To this day, it is hard to find another game from the early 2000s that speaks to gamers quite like Silent Hill 2. It’s not just an ordinary survival horror video game but a much more deeper experience than a mere fog; stalking fish-eyed monsters, and deeply embedded sorrow. Although inherently flawed, Silent Hill 2 succeeds in doing something astonishing: It turns you into an emotionally naked state, which is a skin-crawling feeling, instead of cheap jump scares. Let’s try to understand why this game continues to plague its player’s minds by focusing on the experience-defining moments and mechanics that are less talked about.
James Sunderland: An Unwilling Combatant
The combat in Silent Hill 2 is clunky at best, and it is designed that way for specific reasons. He is James Sunderland and he is a reluctant survivor. James Sunderland is no hero, he is a grieving widower losing his sanity with every minute filled with anguish over his unprocessed guilt and nostalgia. For James, pulling off a plank of wood to swing at enemies or even shooting a gun is an act of sheer desperation. His fighting ability is fully ineffective while his survival chances are non-existent. He is fighting while grazing through life. His aggression highlights the fact that enduring matters, not skill in Silent Hill. As opposed to the rigorously trained hunters in other horror survival video games such as James Sunderland, who has to aim a weapon and gawks in horror as each fight triggers.
This deficiency in talent serves to increase the sense of unease surrounding the game, tension that is easy to overlook. The first meetings with the Lying Figures, which are monstrous humanoid creatures, are terrifying because they are so unpredictable. The game is designed in such a way that when you’re swinging your weapon or getting ready to attack, you can be met with pure doom. A putrid sense of fear overwhelms me when then I think of all the unspeakable occurrences lying dormant in the game. The player is immediately and awkwardly thrust into a confrontation with James, revealing his pain polishedness and eating fragile heart, when he’s thrust into the brutal evisceration of ‘mapper’ monsters, realized as daring and determined. Each time a player manages to get through the beasts, it seems as though a miracle has happened.

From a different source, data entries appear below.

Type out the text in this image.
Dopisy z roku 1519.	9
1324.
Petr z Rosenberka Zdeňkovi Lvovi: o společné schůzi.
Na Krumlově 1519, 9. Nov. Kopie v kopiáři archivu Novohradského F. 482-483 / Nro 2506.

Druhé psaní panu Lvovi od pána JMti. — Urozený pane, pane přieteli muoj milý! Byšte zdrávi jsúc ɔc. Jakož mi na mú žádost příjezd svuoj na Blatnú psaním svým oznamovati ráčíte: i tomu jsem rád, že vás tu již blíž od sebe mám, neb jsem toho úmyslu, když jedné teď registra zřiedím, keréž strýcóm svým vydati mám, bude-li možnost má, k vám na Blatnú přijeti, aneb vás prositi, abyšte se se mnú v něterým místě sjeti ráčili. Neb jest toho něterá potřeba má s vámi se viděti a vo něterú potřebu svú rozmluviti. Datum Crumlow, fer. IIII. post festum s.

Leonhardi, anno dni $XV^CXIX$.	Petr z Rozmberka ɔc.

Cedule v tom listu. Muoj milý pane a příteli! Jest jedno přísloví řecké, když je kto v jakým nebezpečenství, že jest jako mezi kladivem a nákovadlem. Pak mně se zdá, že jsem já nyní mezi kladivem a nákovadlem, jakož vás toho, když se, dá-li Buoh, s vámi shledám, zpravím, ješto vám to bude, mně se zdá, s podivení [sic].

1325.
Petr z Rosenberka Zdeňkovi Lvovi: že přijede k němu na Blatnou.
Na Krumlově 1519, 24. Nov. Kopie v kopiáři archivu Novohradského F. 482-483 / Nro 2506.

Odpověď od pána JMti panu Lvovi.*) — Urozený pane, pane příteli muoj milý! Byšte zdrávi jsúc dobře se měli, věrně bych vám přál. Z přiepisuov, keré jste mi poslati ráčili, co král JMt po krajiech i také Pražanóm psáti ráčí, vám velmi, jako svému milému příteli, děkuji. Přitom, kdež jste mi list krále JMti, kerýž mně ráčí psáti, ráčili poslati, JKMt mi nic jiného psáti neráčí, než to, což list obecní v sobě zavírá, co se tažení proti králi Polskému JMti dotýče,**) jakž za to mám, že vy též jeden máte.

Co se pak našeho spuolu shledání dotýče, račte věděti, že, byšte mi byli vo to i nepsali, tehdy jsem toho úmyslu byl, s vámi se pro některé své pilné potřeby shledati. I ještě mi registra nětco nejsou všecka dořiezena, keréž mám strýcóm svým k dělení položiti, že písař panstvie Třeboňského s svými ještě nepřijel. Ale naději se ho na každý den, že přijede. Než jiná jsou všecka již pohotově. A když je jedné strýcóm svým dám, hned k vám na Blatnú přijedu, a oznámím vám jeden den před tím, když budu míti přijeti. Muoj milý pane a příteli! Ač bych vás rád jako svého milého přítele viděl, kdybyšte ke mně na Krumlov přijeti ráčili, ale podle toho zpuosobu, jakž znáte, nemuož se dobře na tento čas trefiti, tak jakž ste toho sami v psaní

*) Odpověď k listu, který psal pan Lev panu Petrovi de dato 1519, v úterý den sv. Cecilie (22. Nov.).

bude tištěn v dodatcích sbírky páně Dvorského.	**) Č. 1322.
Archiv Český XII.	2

The World as a Character: The Shroud of Dread and Suffering
Fog and Silence is one of Silent Hill 2’s greatest strengths, and the remake does not lack in this department as well. The town always felt like the decaying community that it is. The rotting corpse of a town enveloped in fog makes the entire place feel like something is very wrong. I like how the cracked pavements and flickering street lights add to the sense of dread that looms over the place and engross the fog in unexpected ways.
However, what baffled me was how the modern visuals of the remake managed to enhance and diminish the power of the original at the same time. Fog, for instance, is no longer a technical necessity. It is a stylistic. The remake may have done a better job by making it thicker and more beautiful as opposed to the original’s raw, pixelated strangeness; but in doing so, it has also lost the beauty it possessed. In the original game, fog acted as more than just a visual barrier as a metaphor for James’ inability to confront his past. While it is still useful here, the impact feels a tad weakened because it is far too prettified.
Just like that, the interiors of Silent Hill’s dilapidated buildings have been recreated, but these are almost too detailed. Original low-resolution textures added some mystery to the game that allowed the imagination of the player to fill in the gaps. The remake eliminated that with modern textures, and while it is undoubtedly terrifying in nature, feels less intimate.
A Descent into Grief and Guilt
It would be a mistake to classify Silent Hill 2 as a simple horror game. At the heart of Silent Hill 2 Remake is a story of grief and pain, told with intense pain through the journey of the main protagonist who fights with his mind trying to bury his memories. Thankfully, the narrative’s emotional crux is preserved in the game, so James’ journey is as harrowing as ever. What stunned me, however, was how often ordinary gameplay portions seemed to advance the narrative’s themes in some subtle manner.
Let’s take the healing, for instance. In many games, using a healing item provides relief, as there is a moment of reset before proceeding further. This is not so in Silent Hill 2. It’s infused with desperation. James does not simply breathe heavily; his breath is a reminder of how weak he is. Now the act of bandaging his wounds is laden with symbols of his humanity. With every sip of the health drink, the players witness his pain – suffering not just physically, but emotionally as well.Then, there’s the flashlight, a common item that comes with a lot of responsibilities. It is the player’s lifeline, but a means of targeting the danger at hand, which brings forth the monsters. The fear of action is such, that the consequences can be brutal, reincarnating the phrase – risk it all, lose it all.